Bedrock Games is having an October Sale. You can get Sertorius, a game about spell-casting demigods for just $4.99 (HERE) or get it as part of a bundle with Horror Show and Servants of Gaius for $8.99 (HERE). 

From the back: 

_*You are a Sertori:*_ a powerful sorcerer and demigod who can bind men’s minds with a word or bring down storms of fire on your foes. You live in an ancient world, ruled by monarchs and oligarchies, in search of your destiny, attracting throngs of followers and circles of believers. As your following grows, so does your power.
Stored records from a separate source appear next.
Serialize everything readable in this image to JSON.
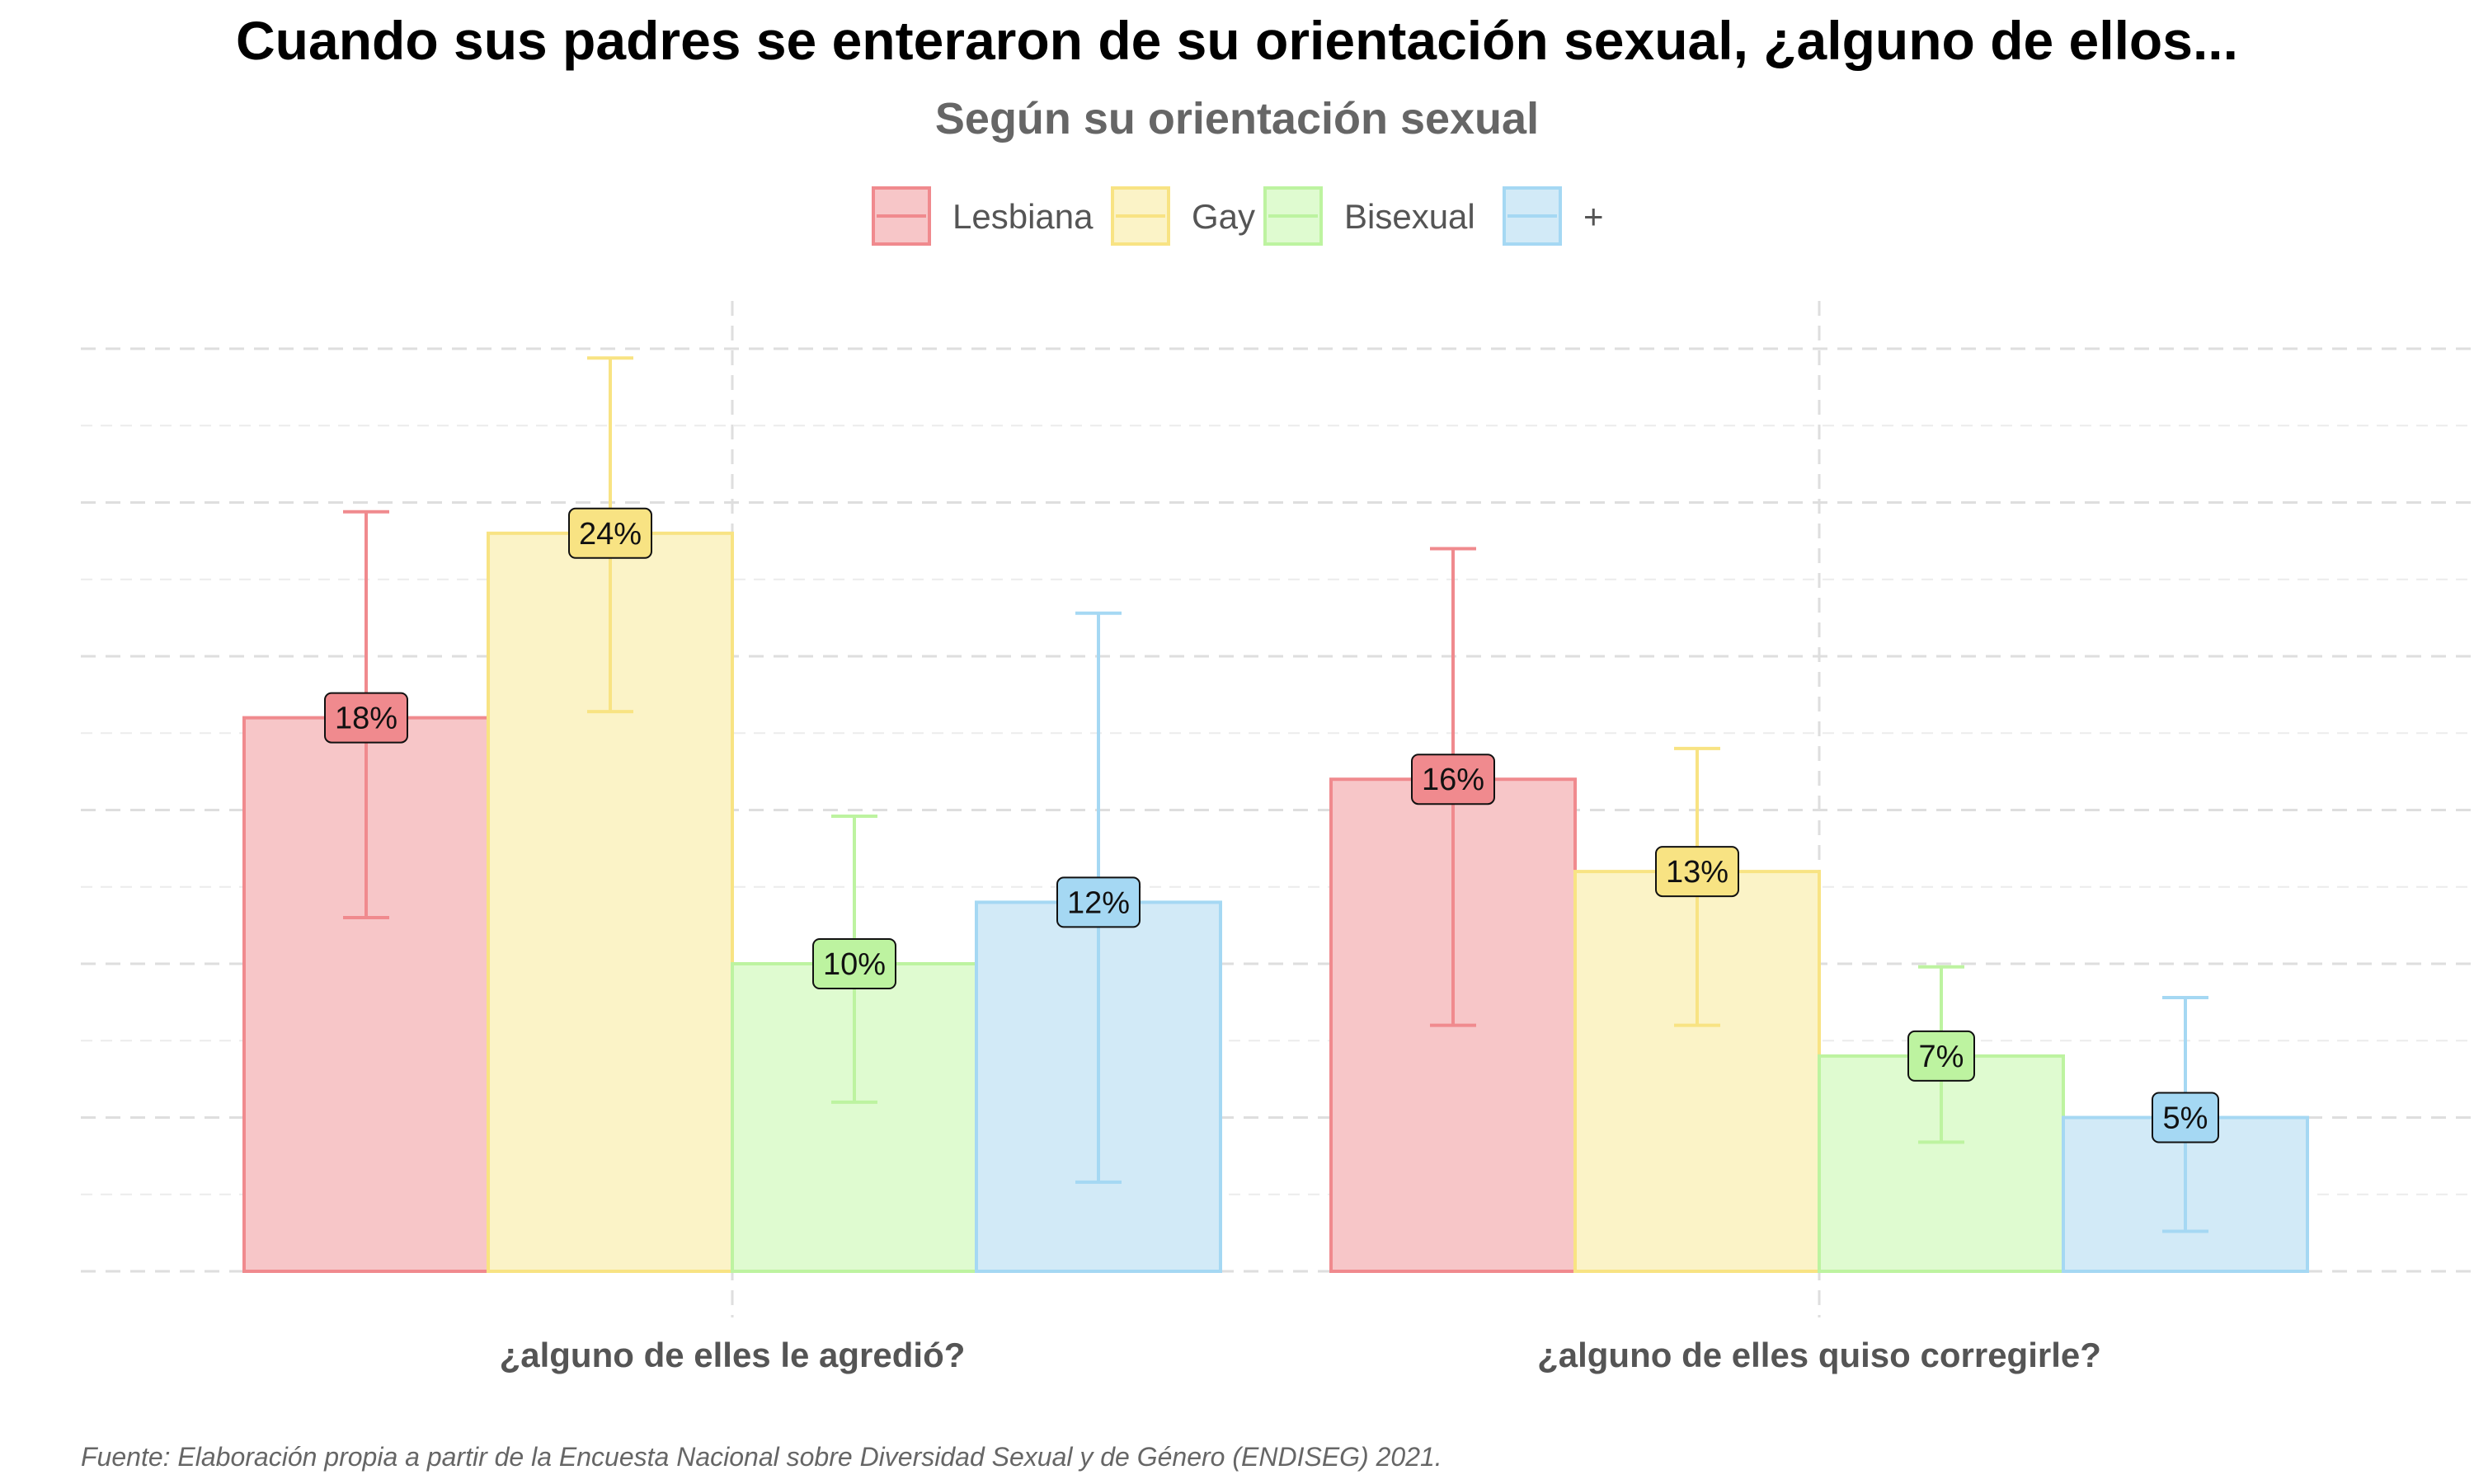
{
  "chart_data": {
    "type": "bar",
    "title": "Cuando sus padres se enteraron de su orientación sexual, ¿alguno de ellos...",
    "subtitle": "Según su orientación sexual",
    "caption": "Fuente: Elaboración propia a partir de la Encuesta Nacional sobre Diversidad Sexual y de Género (ENDISEG) 2021.",
    "categories": [
      "¿alguno de elles le agredió?",
      "¿alguno de elles quiso corregirle?"
    ],
    "ylim": [
      0,
      30
    ],
    "grid": true,
    "legend_position": "top",
    "series": [
      {
        "name": "Lesbiana",
        "color": "#F08A8E",
        "fill": "#F7C6C8",
        "values": [
          18,
          16
        ],
        "labels": [
          "18%",
          "16%"
        ],
        "error_low": [
          11.5,
          8
        ],
        "error_high": [
          24.7,
          23.5
        ]
      },
      {
        "name": "Gay",
        "color": "#F8E383",
        "fill": "#FBF3C7",
        "values": [
          24,
          13
        ],
        "labels": [
          "24%",
          "13%"
        ],
        "error_low": [
          18.2,
          8
        ],
        "error_high": [
          29.7,
          17
        ]
      },
      {
        "name": "Bisexual",
        "color": "#BDF3A0",
        "fill": "#DFFBD0",
        "values": [
          10,
          7
        ],
        "labels": [
          "10%",
          "7%"
        ],
        "error_low": [
          5.5,
          4.2
        ],
        "error_high": [
          14.8,
          9.9
        ]
      },
      {
        "name": "+",
        "color": "#A5D8F3",
        "fill": "#D2EAF7",
        "values": [
          12,
          5
        ],
        "labels": [
          "12%",
          "5%"
        ],
        "error_low": [
          2.9,
          1.3
        ],
        "error_high": [
          21.4,
          8.9
        ]
      }
    ]
  }
}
In time, you may rival the gods, or be worshipped as one.


*BODY OF FLESH*
But the power you wield is dangerous and the world you inhabit treacherous. Even as your magic destroys your enemies, it can also warp your own body and mind. Misuse of this power transforms you into an abomination or a haunting presence. The faith of your followers can grow dark as well, and even your most trusted disciples may betray you. Beyond these threats you face greater dangers from unearthly creatures and cults who despise the Sertori, hunting them down to absorb their divine powers. The gods themselves may be your enemies.
How will you use your power?


About *Sertorius*:


Everything you need to play in a single book. The rulebook contains a complete monster section, a full list of spells, rules, skills and a detailed campaign setting.
Uses the _Network System_ (*Servants of Gaius* and *Terror Network*): a skill-based game with an easy-to-use d10 dice pool mechanic.
Spells are powerful but dangerous. Casting spells at full potency can twist the mind and change the body.
9 Playable races: Dwarves, Humans, Ogres, Elves, Kobolds, Orcs, Halflings, Hasri and Gru.


----------



## Morrus (Oct 12, 2014)

I'll move this to the PR forum fir you.

AND REMOVE THE ALL CAPS FROM THE TITLE! THERE'S NO NEED TO SHOUT!


----------



## Bedrockgames (Oct 12, 2014)

Thanks Morrus. I didn't realize there is a PR forum. I assume all announcements like this should go there.


----------